Hedge funds aren’t eligible for a U.S. rescue loan program, the government made clear Friday, potentially quelling a barrage of outrage over the possibility that well-heeled traders might beat out struggling small businesses for emergency funding.

The Small Business Administration, in consultation with the Treasury Department, determined that because hedge funds are primarily engaged in speculative investments, the firms shouldn’t be entitled to Paycheck Protection Program loans. The prohibition also applies to private-equity firms, according to guidance posted on Treasury’s website.

The Trump administration does not believe that Congress intended those types of businesses, which are generally ineligible for SBA loans under existing regulations, to qualify, according to the guidance. Concern that hedge funds might tap the PPP program amid the coronavirus crisis has triggered a backlash on Capitol Hill and around the country. Big hedge fund investors -- including state pension funds -- have issued stern warnings to the industry about seeking financing.

Congress this week passed a relief bill that President Donald Trump signed Friday that includes an additional $320 billion for the program, which provides loans of as much as $10 million for payroll costs and other expenses to keep workers on company payrolls amid state stay-at-home orders.

Returning Loans
The initial $349 billion appropriated for the program when it launched on April 3 ran out in just 13 days, after loans were approved for more than 1.6 million small businesses, according to the SBA.

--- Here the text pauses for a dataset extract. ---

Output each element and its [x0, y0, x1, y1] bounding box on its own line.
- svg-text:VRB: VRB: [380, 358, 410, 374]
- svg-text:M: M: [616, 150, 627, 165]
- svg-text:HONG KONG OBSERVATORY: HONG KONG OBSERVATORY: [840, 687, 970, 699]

Some public companies that reported receiving PPP loans, including Ruth’s Chris Steak House’s parent Ruth’s Hospitality Group Inc. and Shake Shack Inc., decided to return funds this week after facing criticism. It’s not clear whether hedge funds might have obtained loans because most aren’t publicly traded, meaning they don’t face the same disclosure obligations.

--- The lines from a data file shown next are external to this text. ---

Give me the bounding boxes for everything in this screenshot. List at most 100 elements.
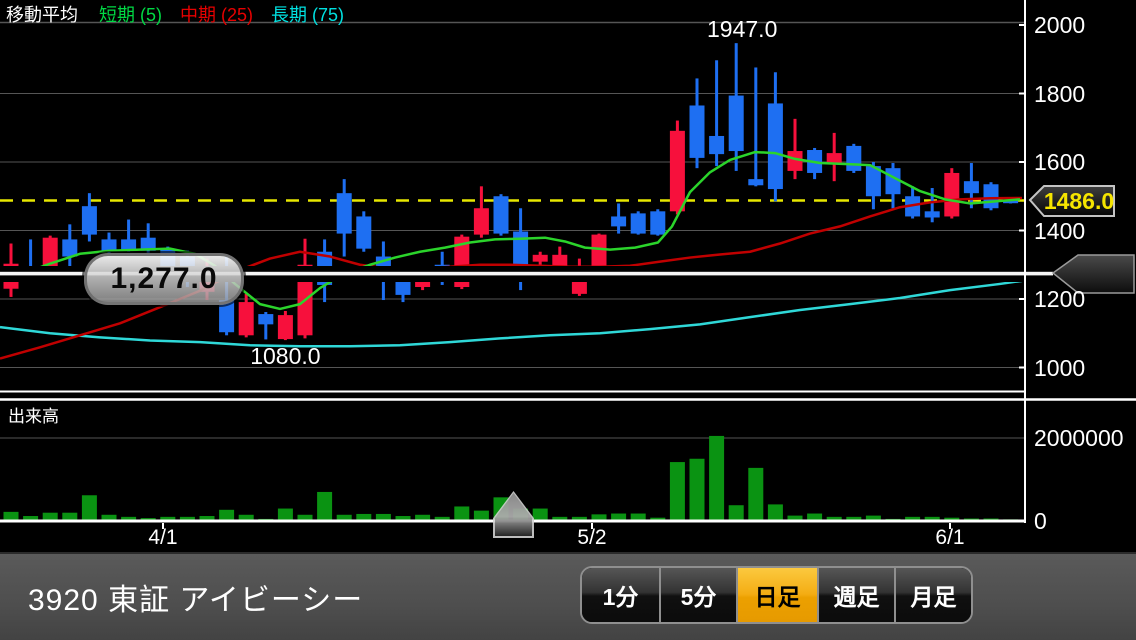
volume-bar bbox=[180, 517, 195, 520]
candle-body bbox=[337, 193, 352, 233]
ma-legend-item-1: 中期 (25) bbox=[180, 5, 253, 25]
svg-text:1486.0: 1486.0 bbox=[1044, 188, 1114, 214]
candle-body bbox=[494, 196, 509, 233]
volume-bar bbox=[415, 515, 430, 520]
volume-bar bbox=[356, 514, 371, 520]
volume-bar bbox=[337, 515, 352, 520]
volume-pane-title: 出来高 bbox=[8, 402, 59, 427]
volume-bar bbox=[709, 436, 724, 520]
ma-legend-item-0: 短期 (5) bbox=[99, 5, 162, 25]
volume-bar bbox=[317, 492, 332, 520]
date-axis-label: 5/2 bbox=[577, 526, 606, 550]
candle-body bbox=[62, 239, 77, 256]
candle-body bbox=[631, 213, 646, 233]
candle-body bbox=[121, 239, 136, 249]
stock-chart-app: 1486.0 移動平均 短期 (5)中期 (25)長期 (75) 出来高 194… bbox=[0, 0, 1136, 640]
volume-bar bbox=[827, 517, 842, 520]
candle-body bbox=[846, 146, 861, 171]
volume-bar bbox=[729, 505, 744, 519]
price-axis-label: 1600 bbox=[1034, 149, 1085, 176]
ma-legend: 移動平均 短期 (5)中期 (25)長期 (75) bbox=[6, 1, 362, 27]
candle-body bbox=[102, 239, 117, 250]
volume-bar bbox=[454, 506, 469, 519]
candle-body bbox=[278, 315, 293, 339]
ma-legend-title: 移動平均 bbox=[6, 5, 78, 25]
candle-body bbox=[513, 232, 528, 265]
timeframe-button-1min[interactable]: 1分 bbox=[582, 568, 659, 622]
crosshair-price-value: 1,277.0 bbox=[110, 262, 217, 296]
volume-bar bbox=[239, 515, 254, 520]
volume-bar bbox=[788, 516, 803, 520]
date-axis-label: 4/1 bbox=[148, 526, 177, 550]
timeframe-button-weekly[interactable]: 週足 bbox=[817, 568, 894, 622]
current-price-badge: 1486.0 bbox=[1030, 186, 1114, 216]
price-axis-label: 2000 bbox=[1034, 12, 1085, 39]
candle-body bbox=[650, 211, 665, 234]
volume-bar bbox=[611, 514, 626, 520]
footer-bar: 3920 東証 アイビーシー 1分5分日足週足月足 設定 bbox=[0, 552, 1136, 640]
volume-bar bbox=[984, 519, 999, 520]
volume-bar bbox=[43, 513, 58, 520]
volume-bar bbox=[533, 509, 548, 520]
date-axis-label: 6/1 bbox=[935, 526, 964, 550]
timeframe-selector: 1分5分日足週足月足 bbox=[580, 566, 973, 624]
volume-bar bbox=[435, 517, 450, 520]
candle-body bbox=[925, 211, 940, 217]
candle-body bbox=[768, 103, 783, 189]
volume-bar bbox=[4, 512, 19, 520]
volume-bar bbox=[846, 517, 861, 520]
volume-bar bbox=[807, 514, 822, 520]
candle-body bbox=[239, 302, 254, 335]
volume-axis-label: 0 bbox=[1034, 508, 1047, 535]
volume-axis-label: 2000000 bbox=[1034, 425, 1124, 452]
candle-body bbox=[258, 314, 273, 324]
volume-bar bbox=[102, 515, 117, 520]
crosshair-price-pill[interactable]: 1,277.0 bbox=[84, 253, 244, 305]
low-price-annotation: 1080.0 bbox=[250, 343, 320, 370]
volume-bar bbox=[278, 509, 293, 520]
candle-body bbox=[474, 208, 489, 234]
timeframe-button-5min[interactable]: 5分 bbox=[659, 568, 736, 622]
candle-body bbox=[748, 179, 763, 185]
candle-body bbox=[690, 105, 705, 157]
timeframe-button-daily[interactable]: 日足 bbox=[736, 568, 817, 622]
volume-bar bbox=[23, 516, 38, 519]
volume-bar bbox=[474, 511, 489, 520]
high-price-annotation: 1947.0 bbox=[707, 16, 777, 43]
price-axis-label: 1400 bbox=[1034, 218, 1085, 245]
volume-bar bbox=[160, 517, 175, 520]
candle-body bbox=[709, 136, 724, 154]
volume-bar bbox=[670, 462, 685, 519]
candle-body bbox=[356, 216, 371, 248]
volume-bar bbox=[768, 504, 783, 519]
price-axis-label: 1800 bbox=[1034, 81, 1085, 108]
stock-title: 3920 東証 アイビーシー bbox=[28, 575, 363, 619]
candle-body bbox=[82, 206, 97, 234]
volume-bar bbox=[866, 516, 881, 520]
volume-bar bbox=[572, 517, 587, 520]
volume-bar bbox=[905, 517, 920, 520]
volume-bar bbox=[650, 518, 665, 520]
volume-bar bbox=[82, 495, 97, 519]
volume-bar bbox=[925, 517, 940, 520]
candle-body bbox=[670, 131, 685, 211]
volume-bar bbox=[690, 459, 705, 520]
volume-bar bbox=[552, 517, 567, 520]
candle-body bbox=[533, 255, 548, 262]
volume-bar bbox=[376, 514, 391, 520]
candle-body bbox=[944, 173, 959, 216]
volume-bar bbox=[62, 513, 77, 520]
volume-bar bbox=[219, 510, 234, 520]
volume-bar bbox=[886, 519, 901, 520]
volume-bar bbox=[592, 514, 607, 519]
candle-body bbox=[611, 216, 626, 226]
volume-bar bbox=[396, 516, 411, 519]
candlestick-chart-area[interactable]: 1486.0 移動平均 短期 (5)中期 (25)長期 (75) 出来高 194… bbox=[0, 0, 1136, 552]
volume-bar bbox=[964, 519, 979, 520]
volume-bar bbox=[944, 518, 959, 520]
volume-bar bbox=[200, 516, 215, 519]
candle-body bbox=[729, 96, 744, 151]
timeframe-button-monthly[interactable]: 月足 bbox=[894, 568, 971, 622]
candle-body bbox=[592, 235, 607, 267]
volume-bar bbox=[298, 515, 313, 520]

Treasury and SBA issued earlier guidance Thursday in response to complaints that large, publicly traded companies and big chains were getting loans at the expense of smaller mom-and-pop shops. Those guidelines said companies seeking aid and those who have already taken loans could be asked to prove they needed it because of the coronavirus outbreak. Companies were given until May 7 to return loans without penalty.

Substantial Value
“It is unlikely that a public company with substantial market value and access to capital markets will be able to make the required certification in good faith, and such a company should be prepared to demonstrate to SBA, upon request, the basis for its certification,” the Thursday guidance said.

The guidance issued Friday also clarified other issues, including whether hospitals owned by governmental entities are eligible for a loan and what closing documents banks that are disbursing the funding should use. Confusion and uncertainty among lenders delayed the processing of some loans in the initial round of funding.

This article was provided by Bloomberg News.